Sunday, November 18, 2007
Xtreme Prototypes X-15 Packs For FS2004 And FSX
n the early 1950s, a convergence of interests between the National Advisory Committee for Aeronautics (NACA) and the US military led to the launch of one of the most audacious projects in the history of aviation - the X-15. At that time Scott Crossfield had barely scraped past Mach in the Douglas D-558-II Skyrocket and it would be three years before the Bell X-2 set an altitude record of 126,000 feet - yet NACA's specification called for a plane capable of exceeding Mach 6 and flying outside the sensible atmosphere. To many, it seemed an impossible dream.
Proposals were put forward by Bell, Douglas, Republic and North American, the latter operating under the considerable disadvantage of having never built a hypersonic aircraft of any description, unlike Bell and Douglas, both of which had extensive experience in this specialist area. However, the strength of North American's suit was that it had built the F-100 Super Sabre, which was the first operational aircraft to be supersonic in level flight, and it was in the last stages of designing the Mach 3 Navajo cruise missile.

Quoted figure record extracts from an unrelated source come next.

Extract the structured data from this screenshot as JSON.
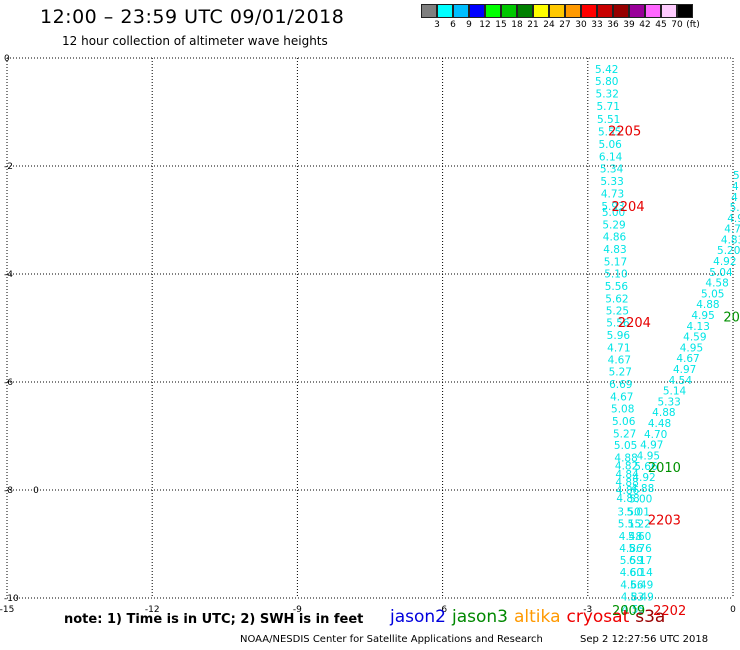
{
  "header": {
    "title": "12:00 – 23:59 UTC 09/01/2018",
    "subtitle": "12 hour collection of altimeter wave heights"
  },
  "legend": {
    "colors": [
      "#7f7f7f",
      "#00ffff",
      "#00bfff",
      "#0000ff",
      "#00ff00",
      "#00c800",
      "#008000",
      "#ffff00",
      "#ffc800",
      "#ff9900",
      "#ff0000",
      "#c80000",
      "#960000",
      "#990099",
      "#ff66ff",
      "#ffccff",
      "#000000"
    ],
    "labels": [
      "3",
      "6",
      "9",
      "12",
      "15",
      "18",
      "21",
      "24",
      "27",
      "30",
      "33",
      "36",
      "39",
      "42",
      "45",
      "70",
      "(ft)"
    ]
  },
  "axes": {
    "x_ticks": [
      "-15",
      "-12",
      "-9",
      "-6",
      "-3",
      "0"
    ],
    "y_ticks": [
      "0",
      "-2",
      "-4",
      "-6",
      "-8",
      "-10"
    ]
  },
  "tracks": [
    {
      "name": "track-a",
      "color": "#00e5e5",
      "points": [
        {
          "lon": -2.85,
          "lat": -0.2,
          "v": "5.42"
        },
        {
          "lon": -2.85,
          "lat": -0.43,
          "v": "5.80"
        },
        {
          "lon": -2.84,
          "lat": -0.66,
          "v": "5.32"
        },
        {
          "lon": -2.82,
          "lat": -0.89,
          "v": "5.71"
        },
        {
          "lon": -2.81,
          "lat": -1.13,
          "v": "5.51"
        },
        {
          "lon": -2.79,
          "lat": -1.36,
          "v": "5.55"
        },
        {
          "lon": -2.78,
          "lat": -1.59,
          "v": "5.06"
        },
        {
          "lon": -2.77,
          "lat": -1.82,
          "v": "6.14"
        },
        {
          "lon": -2.75,
          "lat": -2.05,
          "v": "5.34"
        },
        {
          "lon": -2.74,
          "lat": -2.28,
          "v": "5.33"
        },
        {
          "lon": -2.73,
          "lat": -2.51,
          "v": "4.73"
        },
        {
          "lon": -2.72,
          "lat": -2.74,
          "v": "5.93"
        },
        {
          "lon": -2.71,
          "lat": -2.85,
          "v": "5.00"
        },
        {
          "lon": -2.7,
          "lat": -3.08,
          "v": "5.29"
        },
        {
          "lon": -2.69,
          "lat": -3.31,
          "v": "4.86"
        },
        {
          "lon": -2.68,
          "lat": -3.54,
          "v": "4.83"
        },
        {
          "lon": -2.67,
          "lat": -3.77,
          "v": "5.17"
        },
        {
          "lon": -2.66,
          "lat": -3.99,
          "v": "5.10"
        },
        {
          "lon": -2.65,
          "lat": -4.22,
          "v": "5.56"
        },
        {
          "lon": -2.64,
          "lat": -4.45,
          "v": "5.62"
        },
        {
          "lon": -2.63,
          "lat": -4.68,
          "v": "5.25"
        },
        {
          "lon": -2.62,
          "lat": -4.9,
          "v": "5.56"
        },
        {
          "lon": -2.61,
          "lat": -5.13,
          "v": "5.96"
        },
        {
          "lon": -2.6,
          "lat": -5.36,
          "v": "4.71"
        },
        {
          "lon": -2.59,
          "lat": -5.58,
          "v": "4.67"
        },
        {
          "lon": -2.57,
          "lat": -5.81,
          "v": "5.27"
        },
        {
          "lon": -2.56,
          "lat": -6.04,
          "v": "6.69"
        },
        {
          "lon": -2.54,
          "lat": -6.27,
          "v": "4.67"
        },
        {
          "lon": -2.52,
          "lat": -6.49,
          "v": "5.08"
        },
        {
          "lon": -2.5,
          "lat": -6.72,
          "v": "5.06"
        },
        {
          "lon": -2.48,
          "lat": -6.95,
          "v": "5.27"
        },
        {
          "lon": -2.46,
          "lat": -7.17,
          "v": "5.05"
        },
        {
          "lon": -2.45,
          "lat": -7.4,
          "v": "4.88"
        },
        {
          "lon": -2.44,
          "lat": -7.55,
          "v": "4.82"
        },
        {
          "lon": -2.43,
          "lat": -7.7,
          "v": "4.84"
        },
        {
          "lon": -2.43,
          "lat": -7.85,
          "v": "4.88"
        },
        {
          "lon": -2.42,
          "lat": -8.0,
          "v": "4.86"
        },
        {
          "lon": -2.41,
          "lat": -8.15,
          "v": "4.88"
        },
        {
          "lon": -2.39,
          "lat": -8.4,
          "v": "3.50"
        },
        {
          "lon": -2.38,
          "lat": -8.62,
          "v": "5.15"
        },
        {
          "lon": -2.36,
          "lat": -8.85,
          "v": "4.48"
        },
        {
          "lon": -2.35,
          "lat": -9.07,
          "v": "4.86"
        },
        {
          "lon": -2.34,
          "lat": -9.3,
          "v": "5.59"
        },
        {
          "lon": -2.34,
          "lat": -9.52,
          "v": "4.60"
        },
        {
          "lon": -2.33,
          "lat": -9.75,
          "v": "4.66"
        },
        {
          "lon": -2.32,
          "lat": -9.97,
          "v": "4.83"
        },
        {
          "lon": -2.3,
          "lat": -10.2,
          "v": "4.55"
        }
      ]
    },
    {
      "name": "track-b",
      "color": "#00e5e5",
      "points": [
        {
          "lon": 0.0,
          "lat": -2.17,
          "v": "5"
        },
        {
          "lon": -0.02,
          "lat": -2.37,
          "v": "4"
        },
        {
          "lon": -0.04,
          "lat": -2.57,
          "v": "4"
        },
        {
          "lon": -0.07,
          "lat": -2.76,
          "v": "5.0"
        },
        {
          "lon": -0.12,
          "lat": -2.96,
          "v": "4.9"
        },
        {
          "lon": -0.18,
          "lat": -3.16,
          "v": "4.72"
        },
        {
          "lon": -0.25,
          "lat": -3.36,
          "v": "4.83"
        },
        {
          "lon": -0.33,
          "lat": -3.56,
          "v": "5.20"
        },
        {
          "lon": -0.41,
          "lat": -3.76,
          "v": "4.92"
        },
        {
          "lon": -0.49,
          "lat": -3.96,
          "v": "5.04"
        },
        {
          "lon": -0.57,
          "lat": -4.16,
          "v": "4.58"
        },
        {
          "lon": -0.66,
          "lat": -4.36,
          "v": "5.05"
        },
        {
          "lon": -0.76,
          "lat": -4.56,
          "v": "4.88"
        },
        {
          "lon": -0.86,
          "lat": -4.76,
          "v": "4.95"
        },
        {
          "lon": -0.96,
          "lat": -4.96,
          "v": "4.13"
        },
        {
          "lon": -1.03,
          "lat": -5.16,
          "v": "4.59"
        },
        {
          "lon": -1.1,
          "lat": -5.36,
          "v": "4.95"
        },
        {
          "lon": -1.17,
          "lat": -5.56,
          "v": "4.67"
        },
        {
          "lon": -1.24,
          "lat": -5.76,
          "v": "4.97"
        },
        {
          "lon": -1.33,
          "lat": -5.96,
          "v": "4.54"
        },
        {
          "lon": -1.45,
          "lat": -6.16,
          "v": "5.14"
        },
        {
          "lon": -1.56,
          "lat": -6.36,
          "v": "5.33"
        },
        {
          "lon": -1.67,
          "lat": -6.56,
          "v": "4.88"
        },
        {
          "lon": -1.76,
          "lat": -6.76,
          "v": "4.48"
        },
        {
          "lon": -1.84,
          "lat": -6.96,
          "v": "4.70"
        },
        {
          "lon": -1.92,
          "lat": -7.16,
          "v": "4.97"
        },
        {
          "lon": -1.99,
          "lat": -7.36,
          "v": "4.95"
        },
        {
          "lon": -2.04,
          "lat": -7.56,
          "v": "5.66"
        },
        {
          "lon": -2.08,
          "lat": -7.76,
          "v": "4.92"
        },
        {
          "lon": -2.11,
          "lat": -7.96,
          "v": "4.88"
        },
        {
          "lon": -2.15,
          "lat": -8.16,
          "v": "5.00"
        },
        {
          "lon": -2.2,
          "lat": -8.4,
          "v": "5.01"
        },
        {
          "lon": -2.18,
          "lat": -8.62,
          "v": "5.22"
        },
        {
          "lon": -2.17,
          "lat": -8.85,
          "v": "5.60"
        },
        {
          "lon": -2.16,
          "lat": -9.07,
          "v": "5.76"
        },
        {
          "lon": -2.15,
          "lat": -9.3,
          "v": "6.17"
        },
        {
          "lon": -2.14,
          "lat": -9.52,
          "v": "6.14"
        },
        {
          "lon": -2.13,
          "lat": -9.75,
          "v": "5.49"
        },
        {
          "lon": -2.12,
          "lat": -9.97,
          "v": "5.49"
        }
      ]
    }
  ],
  "pass_labels": [
    {
      "lon": -2.58,
      "lat": -1.34,
      "v": "2205",
      "color": "#e60000"
    },
    {
      "lon": -2.51,
      "lat": -2.74,
      "v": "2204",
      "color": "#e60000"
    },
    {
      "lon": -2.38,
      "lat": -4.89,
      "v": "2204",
      "color": "#e60000"
    },
    {
      "lon": -0.2,
      "lat": -4.79,
      "v": "20",
      "color": "#009000"
    },
    {
      "lon": -1.76,
      "lat": -7.57,
      "v": "2010",
      "color": "#009000"
    },
    {
      "lon": -1.76,
      "lat": -8.55,
      "v": "2203",
      "color": "#e60000"
    },
    {
      "lon": -2.5,
      "lat": -10.22,
      "v": "2009",
      "color": "#009000"
    },
    {
      "lon": -1.65,
      "lat": -10.22,
      "v": "2202",
      "color": "#e60000"
    }
  ],
  "small_marks": [
    {
      "lon": -14.46,
      "lat": -8.0,
      "v": "0"
    }
  ],
  "footer": {
    "note": "note: 1) Time is in UTC; 2) SWH is in feet",
    "satellites": [
      {
        "name": "jason2",
        "color": "#0000dd"
      },
      {
        "name": "jason3",
        "color": "#008800"
      },
      {
        "name": "altika",
        "color": "#ff9900"
      },
      {
        "name": "cryosat",
        "color": "#ee0000"
      },
      {
        "name": "s3a",
        "color": "#990000"
      }
    ],
    "credit": "NOAA/NESDIS Center for Satellite Applications and Research",
    "timestamp": "Sep  2 12:27:56 UTC 2018"
  }
}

As history relates, although North American actually withdrew its tender at one stage, it went on to win the competition and began what would eventually total more than 2,000,000 man-hours of design work on the new plane, first metal being cut in September 1956 on a hull which was to be powered by a 57,000 pound static thrust rocket engine. The rapidity of the design process belies the huge technical challenge the project posed, ranging from choosing an alloy which could withstand the phenomenal heating to which the hull would be subjected, to solving the problems of controlling an aircraft that had to be flown outside the atmosphere.
Simulators were extensively used during the hull development, one of the challenges these early systems helped to solve being how the re-entry should be flown, and the use of these systems made a major contribution to safety throughout the entire X-15 flight research program. It is a sobering thought that a minimum spec system for FS2004 is many, many times more powerful than the computers which were used to control those X-15 flights which were among the earliest ventures man made into space.